In 1987, economist Robert Solow observed: “You can see the computer age everywhere but in the productivity statistics.” This became known as the Solow Productivity Paradox.
Despite huge investment in IT during the 1970s and 80s, productivity growth remained weak. The technology largely did what it promised – payroll, inventory, accounting, spreadsheets – but the gains didn’t show up clearly in the data. Economists debated why: some pointed to measurement problems, others to time lags, or the need for organisations to adapt their processes. It wasn’t until the 1990s that productivity growth really picked up, which economists put down to wider IT diffusion combined with organisational change.

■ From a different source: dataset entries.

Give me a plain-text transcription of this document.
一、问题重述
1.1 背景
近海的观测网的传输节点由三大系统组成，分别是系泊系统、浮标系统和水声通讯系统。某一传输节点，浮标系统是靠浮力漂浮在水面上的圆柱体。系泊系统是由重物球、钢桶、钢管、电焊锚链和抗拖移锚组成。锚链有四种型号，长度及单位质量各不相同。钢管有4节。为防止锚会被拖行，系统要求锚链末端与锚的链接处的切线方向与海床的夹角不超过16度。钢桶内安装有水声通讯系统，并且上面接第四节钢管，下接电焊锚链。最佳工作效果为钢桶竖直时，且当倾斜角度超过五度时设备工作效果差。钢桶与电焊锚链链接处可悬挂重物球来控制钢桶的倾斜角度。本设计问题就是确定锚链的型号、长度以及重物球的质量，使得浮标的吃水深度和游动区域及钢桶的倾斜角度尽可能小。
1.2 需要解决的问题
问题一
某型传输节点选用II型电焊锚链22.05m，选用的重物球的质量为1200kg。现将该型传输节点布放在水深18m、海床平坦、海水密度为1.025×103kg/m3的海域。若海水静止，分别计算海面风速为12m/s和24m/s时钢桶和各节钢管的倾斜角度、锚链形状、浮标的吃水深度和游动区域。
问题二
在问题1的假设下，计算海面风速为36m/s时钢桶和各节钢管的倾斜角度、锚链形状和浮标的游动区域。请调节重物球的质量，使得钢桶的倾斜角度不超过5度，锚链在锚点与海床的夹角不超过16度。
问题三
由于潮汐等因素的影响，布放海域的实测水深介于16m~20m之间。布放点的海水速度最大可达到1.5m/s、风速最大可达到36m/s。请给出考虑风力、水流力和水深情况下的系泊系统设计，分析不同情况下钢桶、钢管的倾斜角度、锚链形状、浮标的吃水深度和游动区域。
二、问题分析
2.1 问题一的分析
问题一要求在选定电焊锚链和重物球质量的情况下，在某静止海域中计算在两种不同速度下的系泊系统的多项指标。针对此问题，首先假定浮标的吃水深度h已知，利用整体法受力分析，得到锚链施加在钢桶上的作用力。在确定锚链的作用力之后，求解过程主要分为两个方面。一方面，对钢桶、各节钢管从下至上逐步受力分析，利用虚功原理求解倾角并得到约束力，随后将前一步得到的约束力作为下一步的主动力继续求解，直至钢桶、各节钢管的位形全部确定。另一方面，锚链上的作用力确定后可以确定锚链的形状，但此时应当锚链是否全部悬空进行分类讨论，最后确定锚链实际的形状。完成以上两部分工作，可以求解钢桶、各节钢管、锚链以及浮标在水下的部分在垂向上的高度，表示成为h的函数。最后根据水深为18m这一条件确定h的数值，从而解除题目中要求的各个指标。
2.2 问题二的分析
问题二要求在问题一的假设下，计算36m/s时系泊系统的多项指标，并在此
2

We’re seeing something very similar with GenAI today:
- Massive investment
- As yet, very little evidence of any meaningful productivity impact
- Organisations trying to bolt GenAI onto existing processes rather than rethinking them
But there’s also an additional wrinkle this time – a capability misalignment gap.
In the 70s–80s, IT, whilst crude compared to what we have today, was generally capable for the jobs it was applied to. The “paradox” came from underutilisation and lack of organisational change – not because the tech itself failed at its core promises.
With GenAI, the technology itself isn’t yet reliable enough for many of the tasks people want from it – especially those needing precision, accuracy or low fault tolerance. For business-critical processes, it simply isn’t ready for prime time.
That means two things:
- If it follows the same path as earlier IT, we could be a decade or more away from seeing any meaningful productivity impact.
- More importantly, technology alone rarely moves the productivity needle. Impact comes when organisations adapt their processes and apply technology where it is genuinely fit-for-purpose.